Je devine d'autres armes de paix dans la main offerte
Je renoncerais à la raison si celle-ci, peu courtoise
Refusait à mon cœur la boisson d'un bon sens de l'amour
Je devine d'autres armes de paix dans la langue de ma mère
Il fût dit la poésie qui est entre la peau et le sol de la terre
Là, toujours avec sa propre souffrance qui est sa vie
Elle porte les pas de celui qui chemine léger
De celui qui marche assez légèrement pour moins lui être pénible
La poésie, il fût dit qu'elle est la mère de toute philosophie
Moi qui voudrait être philosophe, qu'elle idée si je suis poète
Déjà bien au-delà, déjà si en-deçà, je devrais plutôt m'ôter tout le gras
De cette suffisance et tout l'amer de cette insuffisance
Je ne parviens pas à satiété du monde, de la vie, de la mort, de l'amour
Je ne m'épuise pas assez dans mes épousailles éternelles
Je ne m'évide pas assez quand pourtant je me vide sans cesse
J'érode mon cogito d'une rappe bien dure, j'érode et cela cri
Il me faudrait cesser d'être malade du mouvement, du balancement
Aussi bien alors, après le bout, je deviendrais mort
Ce qui est tout de même un devenir, qui tient de l'agonie
Il faudrait que prenne fin le chant de mes chairs
Le chant de mes os contre ma couenne fatiguée de se mouvoir
Il faudrait qu'assez d'eau eut quitté mes cellules
Il faudrait défaillir à moins que je renonce, que je me défausse
Que je déchausse la dent qui, seule et unique dans l'univers connu
Cause à mon égo une blessure qui s'aime d'amour
Je crois qu'il y a un autre devenir humain
Ce sont les nymphéas que j'entrevis alors, dans cette pensée
Un devenir que les poètes seuls pressentent et que seuls ils disent
Je dis cet autre devenir sans vraiment savoir que je le dis
Car le poète ne sait pas qu'il vit les nymphéas de sa Gloire
Moi et Dieu, nous avons un point commun par lequel passe une ligne
Le ligne courbe d'un hanche de femme couchée, lascive et mystérieuse
Moi et Dieu nous touchons des yeux cet élan si tendre
Moi et Dieu, deux chenapans en culotte courte, nous osons
Je ne puis étancher ni ma soif, ni ma faim, ni même mon orgueil
Je ne fane jamais, ni dans le matin, ni dans le couché du soleil
Comme si le matin et le soleil restaient en moi toujours
Un bien précieux, un trésor, est-ce là le devenir nouveau de l'homme ?
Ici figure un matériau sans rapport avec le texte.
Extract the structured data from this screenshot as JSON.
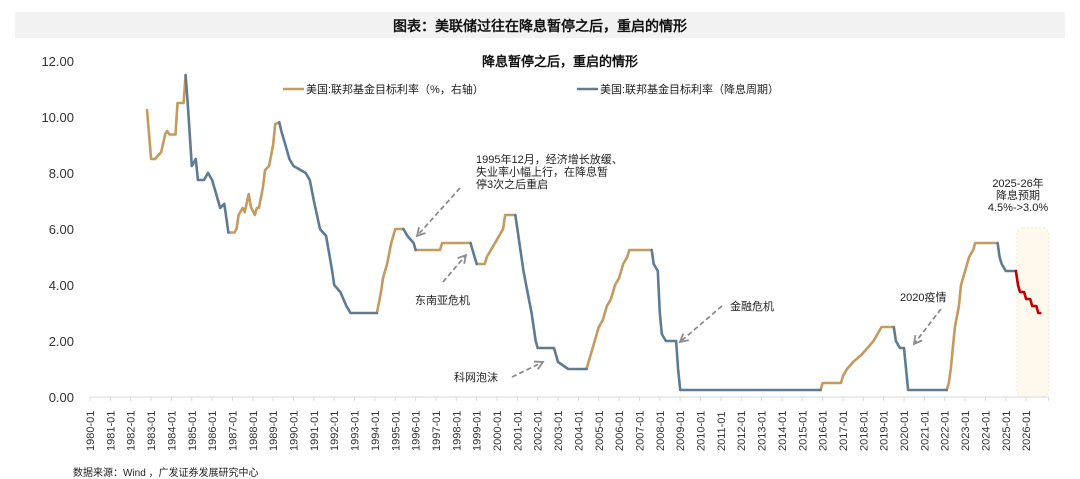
{
  "header": {
    "title": "图表：美联储过往在降息暂停之后，重启的情形"
  },
  "source": "数据来源：Wind ，广发证券发展研究中心",
  "colors": {
    "hike": "#C49A5E",
    "cut": "#5E7B94",
    "forecast": "#C00000",
    "forecast_band": "#FFF8EC",
    "arrow": "#8C8C8C",
    "axis": "#D9D9D9"
  },
  "chart_data": {
    "type": "line",
    "title": "降息暂停之后，重启的情形",
    "xlabel": "",
    "ylabel": "",
    "ylim": [
      0,
      12
    ],
    "yticks": [
      "0.00",
      "2.00",
      "4.00",
      "6.00",
      "8.00",
      "10.00",
      "12.00"
    ],
    "xticks": [
      "1980-01",
      "1981-01",
      "1982-01",
      "1983-01",
      "1984-01",
      "1985-01",
      "1986-01",
      "1987-01",
      "1988-01",
      "1989-01",
      "1990-01",
      "1991-01",
      "1992-01",
      "1993-01",
      "1994-01",
      "1995-01",
      "1996-01",
      "1997-01",
      "1998-01",
      "1999-01",
      "2000-01",
      "2001-01",
      "2002-01",
      "2003-01",
      "2004-01",
      "2005-01",
      "2006-01",
      "2007-01",
      "2008-01",
      "2009-01",
      "2010-01",
      "2011-01",
      "2012-01",
      "2013-01",
      "2014-01",
      "2015-01",
      "2016-01",
      "2017-01",
      "2018-01",
      "2019-01",
      "2020-01",
      "2021-01",
      "2022-01",
      "2023-01",
      "2024-01",
      "2025-01",
      "2026-01"
    ],
    "grid": false,
    "legend_position": "top",
    "legend": [
      {
        "name": "美国:联邦基金目标利率（%，右轴）",
        "color": "#C49A5E"
      },
      {
        "name": "美国:联邦基金目标利率（降息周期）",
        "color": "#5E7B94"
      }
    ],
    "series": [
      {
        "name": "美国:联邦基金目标利率（%，右轴）",
        "role": "hike",
        "segments": [
          [
            [
              1982.8,
              10.25
            ],
            [
              1983.0,
              8.5
            ],
            [
              1983.2,
              8.5
            ],
            [
              1983.5,
              8.75
            ],
            [
              1983.7,
              9.4
            ],
            [
              1983.8,
              9.5
            ],
            [
              1983.9,
              9.375
            ],
            [
              1984.2,
              9.375
            ],
            [
              1984.3,
              10.5
            ],
            [
              1984.6,
              10.5
            ],
            [
              1984.7,
              11.5
            ]
          ],
          [
            [
              1986.8,
              5.875
            ],
            [
              1987.1,
              5.875
            ],
            [
              1987.2,
              6.0
            ],
            [
              1987.3,
              6.5
            ],
            [
              1987.5,
              6.75
            ],
            [
              1987.6,
              6.6
            ],
            [
              1987.8,
              7.25
            ],
            [
              1987.9,
              6.8
            ],
            [
              1988.1,
              6.5
            ],
            [
              1988.2,
              6.75
            ],
            [
              1988.3,
              6.75
            ],
            [
              1988.5,
              7.5
            ],
            [
              1988.6,
              8.1
            ],
            [
              1988.8,
              8.25
            ],
            [
              1989.0,
              9.0
            ],
            [
              1989.1,
              9.75
            ],
            [
              1989.3,
              9.81
            ]
          ],
          [
            [
              1994.1,
              3.0
            ],
            [
              1994.3,
              3.75
            ],
            [
              1994.4,
              4.25
            ],
            [
              1994.6,
              4.75
            ],
            [
              1994.8,
              5.5
            ],
            [
              1995.0,
              6.0
            ],
            [
              1995.4,
              6.0
            ]
          ],
          [
            [
              1996.0,
              5.25
            ],
            [
              1997.2,
              5.25
            ],
            [
              1997.3,
              5.5
            ],
            [
              1998.7,
              5.5
            ]
          ],
          [
            [
              1999.0,
              4.75
            ],
            [
              1999.4,
              4.75
            ],
            [
              1999.5,
              5.0
            ],
            [
              1999.7,
              5.25
            ],
            [
              1999.9,
              5.5
            ],
            [
              2000.1,
              5.75
            ],
            [
              2000.3,
              6.0
            ],
            [
              2000.4,
              6.5
            ],
            [
              2000.9,
              6.5
            ]
          ],
          [
            [
              2004.4,
              1.0
            ],
            [
              2004.6,
              1.5
            ],
            [
              2004.8,
              2.0
            ],
            [
              2005.0,
              2.5
            ],
            [
              2005.2,
              2.75
            ],
            [
              2005.4,
              3.25
            ],
            [
              2005.6,
              3.5
            ],
            [
              2005.8,
              4.0
            ],
            [
              2006.0,
              4.25
            ],
            [
              2006.2,
              4.75
            ],
            [
              2006.4,
              5.0
            ],
            [
              2006.5,
              5.25
            ],
            [
              2007.6,
              5.25
            ]
          ],
          [
            [
              2015.9,
              0.25
            ],
            [
              2016.0,
              0.5
            ],
            [
              2016.9,
              0.5
            ],
            [
              2017.0,
              0.75
            ],
            [
              2017.2,
              1.0
            ],
            [
              2017.5,
              1.25
            ],
            [
              2017.9,
              1.5
            ],
            [
              2018.2,
              1.75
            ],
            [
              2018.5,
              2.0
            ],
            [
              2018.7,
              2.25
            ],
            [
              2018.9,
              2.5
            ],
            [
              2019.5,
              2.5
            ]
          ],
          [
            [
              2022.1,
              0.25
            ],
            [
              2022.2,
              0.5
            ],
            [
              2022.3,
              1.0
            ],
            [
              2022.4,
              1.75
            ],
            [
              2022.5,
              2.5
            ],
            [
              2022.7,
              3.25
            ],
            [
              2022.8,
              4.0
            ],
            [
              2023.0,
              4.5
            ],
            [
              2023.2,
              5.0
            ],
            [
              2023.4,
              5.25
            ],
            [
              2023.5,
              5.5
            ],
            [
              2024.6,
              5.5
            ]
          ]
        ]
      },
      {
        "name": "美国:联邦基金目标利率（降息周期）",
        "role": "cut",
        "segments": [
          [
            [
              1984.7,
              11.5
            ],
            [
              1984.8,
              10.5
            ],
            [
              1985.0,
              8.25
            ],
            [
              1985.2,
              8.5
            ],
            [
              1985.3,
              7.75
            ],
            [
              1985.6,
              7.75
            ],
            [
              1985.8,
              8.0
            ],
            [
              1986.0,
              7.75
            ],
            [
              1986.2,
              7.25
            ],
            [
              1986.4,
              6.75
            ],
            [
              1986.6,
              6.9
            ],
            [
              1986.8,
              5.875
            ]
          ],
          [
            [
              1989.3,
              9.81
            ],
            [
              1989.4,
              9.5
            ],
            [
              1989.6,
              9.0
            ],
            [
              1989.8,
              8.5
            ],
            [
              1990.0,
              8.25
            ],
            [
              1990.6,
              8.0
            ],
            [
              1990.8,
              7.75
            ],
            [
              1991.0,
              7.0
            ],
            [
              1991.3,
              6.0
            ],
            [
              1991.6,
              5.75
            ],
            [
              1991.9,
              4.5
            ],
            [
              1992.0,
              4.0
            ],
            [
              1992.3,
              3.75
            ],
            [
              1992.6,
              3.25
            ],
            [
              1992.8,
              3.0
            ],
            [
              1993.8,
              3.0
            ],
            [
              1994.1,
              3.0
            ]
          ],
          [
            [
              1995.4,
              6.0
            ],
            [
              1995.6,
              5.75
            ],
            [
              1995.9,
              5.5
            ],
            [
              1996.0,
              5.25
            ]
          ],
          [
            [
              1998.7,
              5.5
            ],
            [
              1998.9,
              5.0
            ],
            [
              1999.0,
              4.75
            ]
          ],
          [
            [
              2000.9,
              6.5
            ],
            [
              2001.0,
              6.0
            ],
            [
              2001.1,
              5.5
            ],
            [
              2001.3,
              4.5
            ],
            [
              2001.5,
              3.75
            ],
            [
              2001.7,
              3.0
            ],
            [
              2001.9,
              2.0
            ],
            [
              2002.0,
              1.75
            ],
            [
              2002.8,
              1.75
            ],
            [
              2003.0,
              1.25
            ],
            [
              2003.5,
              1.0
            ],
            [
              2004.4,
              1.0
            ]
          ],
          [
            [
              2007.6,
              5.25
            ],
            [
              2007.7,
              4.75
            ],
            [
              2007.9,
              4.5
            ],
            [
              2008.0,
              3.0
            ],
            [
              2008.1,
              2.25
            ],
            [
              2008.3,
              2.0
            ],
            [
              2008.8,
              2.0
            ],
            [
              2008.9,
              1.0
            ],
            [
              2009.0,
              0.25
            ],
            [
              2015.9,
              0.25
            ]
          ],
          [
            [
              2019.5,
              2.5
            ],
            [
              2019.6,
              2.0
            ],
            [
              2019.8,
              1.75
            ],
            [
              2020.0,
              1.75
            ],
            [
              2020.2,
              0.25
            ],
            [
              2022.1,
              0.25
            ]
          ],
          [
            [
              2024.6,
              5.5
            ],
            [
              2024.7,
              5.0
            ],
            [
              2024.8,
              4.75
            ],
            [
              2025.0,
              4.5
            ],
            [
              2025.5,
              4.5
            ]
          ]
        ]
      },
      {
        "name": "2025-26年降息预期",
        "role": "forecast",
        "segments": [
          [
            [
              2025.5,
              4.5
            ],
            [
              2025.6,
              4.0
            ],
            [
              2025.7,
              3.75
            ],
            [
              2025.9,
              3.75
            ],
            [
              2026.0,
              3.5
            ],
            [
              2026.2,
              3.5
            ],
            [
              2026.3,
              3.25
            ],
            [
              2026.5,
              3.25
            ],
            [
              2026.6,
              3.0
            ],
            [
              2026.7,
              3.0
            ]
          ]
        ]
      }
    ],
    "forecast_band": {
      "x_start": 2025.55,
      "x_end": 2027.1
    },
    "annotations": [
      {
        "id": "a1995",
        "text_lines": [
          "1995年12月，经济增长放缓、",
          "失业率小幅上行，在降息暂",
          "停3次之后重启"
        ],
        "arrow_to": [
          1995.9,
          5.75
        ]
      },
      {
        "id": "asia",
        "text_lines": [
          "东南亚危机"
        ],
        "arrow_to": [
          1998.5,
          5.3
        ]
      },
      {
        "id": "dotcom",
        "text_lines": [
          "科网泡沫"
        ],
        "arrow_to": [
          2002.6,
          1.4
        ]
      },
      {
        "id": "gfc",
        "text_lines": [
          "金融危机"
        ],
        "arrow_to": [
          2008.8,
          2.0
        ]
      },
      {
        "id": "covid",
        "text_lines": [
          "2020疫情"
        ],
        "arrow_to": [
          2020.3,
          1.8
        ]
      },
      {
        "id": "forecast",
        "text_lines": [
          "2025-26年",
          "降息预期",
          "4.5%->3.0%"
        ]
      }
    ]
  }
}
Je poserais mon bien le plus précieux à tes pieds
Déesse, mais tu me le rendrais plus précieux encore
A nouveau, sur le sol poussiéreux, près de tes orteils de nacre
Je déposerais ce qui m'est le plus cher dans mon âme
Alors, tu m'épouserais dans l'avenir du monde
Nous poserions notre enfant divin dans le désert aride
Là où toutes les âmes fanent, lasses et livides
Nous poserions notre baiser de paix, notre arme de paix
Au milieu du milieu de ce rien qui reste rien
Nous poserions notre Tout
Parmi les cendres, le sang et l'acier refroidit
Je crois bien qu'il existe une paix.